The Lifecycle of Starting Something New™ (no matter how big or small it is)
Month one = electricity. You tell people what you’re building and they get excited for you. You’re oozing with ideas and high on momentum.
Month three = the novelty is wearing off. The early cheerleaders who said “that is so cool!!” get eerily quiet. Everyday, you reveal more rabbit holes. The must-do-before-launch list grows faster than you can check the boxes. Work feels heavy.
Month six = what am I even doing with my life? You’re alone with a half-built thing. Is this all just a waste of time? You’re not failing exactly, but you’re not winning either. The vision that felt obvious in month one now feels foggy.
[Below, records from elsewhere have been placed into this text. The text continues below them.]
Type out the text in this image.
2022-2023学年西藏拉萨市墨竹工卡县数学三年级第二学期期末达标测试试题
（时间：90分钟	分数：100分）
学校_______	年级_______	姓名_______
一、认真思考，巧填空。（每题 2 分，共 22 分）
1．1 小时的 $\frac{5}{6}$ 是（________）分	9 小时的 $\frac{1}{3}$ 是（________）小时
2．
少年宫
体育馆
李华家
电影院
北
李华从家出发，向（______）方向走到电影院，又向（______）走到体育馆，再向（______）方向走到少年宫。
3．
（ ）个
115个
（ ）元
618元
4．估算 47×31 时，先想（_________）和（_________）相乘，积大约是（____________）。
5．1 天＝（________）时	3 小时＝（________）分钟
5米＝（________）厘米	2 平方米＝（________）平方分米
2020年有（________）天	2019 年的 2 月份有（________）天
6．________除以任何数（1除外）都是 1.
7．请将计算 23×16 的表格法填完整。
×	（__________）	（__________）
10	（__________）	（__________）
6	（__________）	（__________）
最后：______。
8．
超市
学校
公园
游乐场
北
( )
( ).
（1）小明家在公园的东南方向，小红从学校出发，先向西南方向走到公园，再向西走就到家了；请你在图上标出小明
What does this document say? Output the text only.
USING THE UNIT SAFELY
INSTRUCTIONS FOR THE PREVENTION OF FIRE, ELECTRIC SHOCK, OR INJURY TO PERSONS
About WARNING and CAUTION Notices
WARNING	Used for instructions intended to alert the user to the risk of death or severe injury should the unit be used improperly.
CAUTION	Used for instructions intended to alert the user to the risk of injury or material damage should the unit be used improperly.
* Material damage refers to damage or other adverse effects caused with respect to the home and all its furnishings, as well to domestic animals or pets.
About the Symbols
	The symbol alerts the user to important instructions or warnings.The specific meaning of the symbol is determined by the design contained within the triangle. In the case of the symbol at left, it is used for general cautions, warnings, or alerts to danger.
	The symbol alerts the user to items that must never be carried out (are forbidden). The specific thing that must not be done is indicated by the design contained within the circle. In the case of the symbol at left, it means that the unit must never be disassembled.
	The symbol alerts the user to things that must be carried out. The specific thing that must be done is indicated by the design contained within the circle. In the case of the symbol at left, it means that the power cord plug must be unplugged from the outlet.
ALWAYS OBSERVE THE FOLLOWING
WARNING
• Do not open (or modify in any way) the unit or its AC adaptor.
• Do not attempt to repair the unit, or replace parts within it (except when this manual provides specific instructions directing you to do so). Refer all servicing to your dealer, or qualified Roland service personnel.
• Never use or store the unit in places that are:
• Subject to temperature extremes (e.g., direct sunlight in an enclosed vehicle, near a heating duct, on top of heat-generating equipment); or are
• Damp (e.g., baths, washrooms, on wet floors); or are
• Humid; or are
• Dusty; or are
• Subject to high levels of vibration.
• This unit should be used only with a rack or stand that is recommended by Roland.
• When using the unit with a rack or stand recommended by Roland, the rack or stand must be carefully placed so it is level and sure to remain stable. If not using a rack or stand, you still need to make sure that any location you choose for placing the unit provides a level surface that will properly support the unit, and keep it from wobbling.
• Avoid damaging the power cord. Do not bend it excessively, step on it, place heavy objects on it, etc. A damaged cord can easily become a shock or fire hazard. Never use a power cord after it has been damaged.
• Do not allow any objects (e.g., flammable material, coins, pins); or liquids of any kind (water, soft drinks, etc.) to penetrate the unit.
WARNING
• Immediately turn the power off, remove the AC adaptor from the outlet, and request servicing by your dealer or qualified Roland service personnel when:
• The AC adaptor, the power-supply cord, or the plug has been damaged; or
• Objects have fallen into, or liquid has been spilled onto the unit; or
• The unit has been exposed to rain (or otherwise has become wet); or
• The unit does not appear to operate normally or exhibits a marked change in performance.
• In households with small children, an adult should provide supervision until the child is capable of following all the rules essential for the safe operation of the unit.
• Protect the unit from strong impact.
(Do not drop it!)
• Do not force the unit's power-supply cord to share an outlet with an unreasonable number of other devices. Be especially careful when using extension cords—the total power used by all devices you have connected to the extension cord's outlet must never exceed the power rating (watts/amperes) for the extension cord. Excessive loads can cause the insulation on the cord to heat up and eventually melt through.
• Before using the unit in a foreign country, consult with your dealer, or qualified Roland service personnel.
<< This is where most people quit. >>
Not because they hit insurmountable roadblocks (time, money, feasibility). But because nobody told them this part was coming.
In my 18+ years building product, here’s what I have come to know: The middle is supposed to feel like this. If you’re feeling heaps and heaps of self-doubt and pretending to still feel excited, it’s a sign you are actually building something real. Real things take longer, and they demand a whole lot more from you.
“Just start” is the easy advice (and I’m not knocking “just start”… I say it all the time and I love the sentiment).
“Just keep going when it is boring, quiet, and no one is clapping” is the actual work.
The difference usually is not talent or timing. It is who sticks around long enough to see the fog lift.
If you’re in month six of something right now, keep going.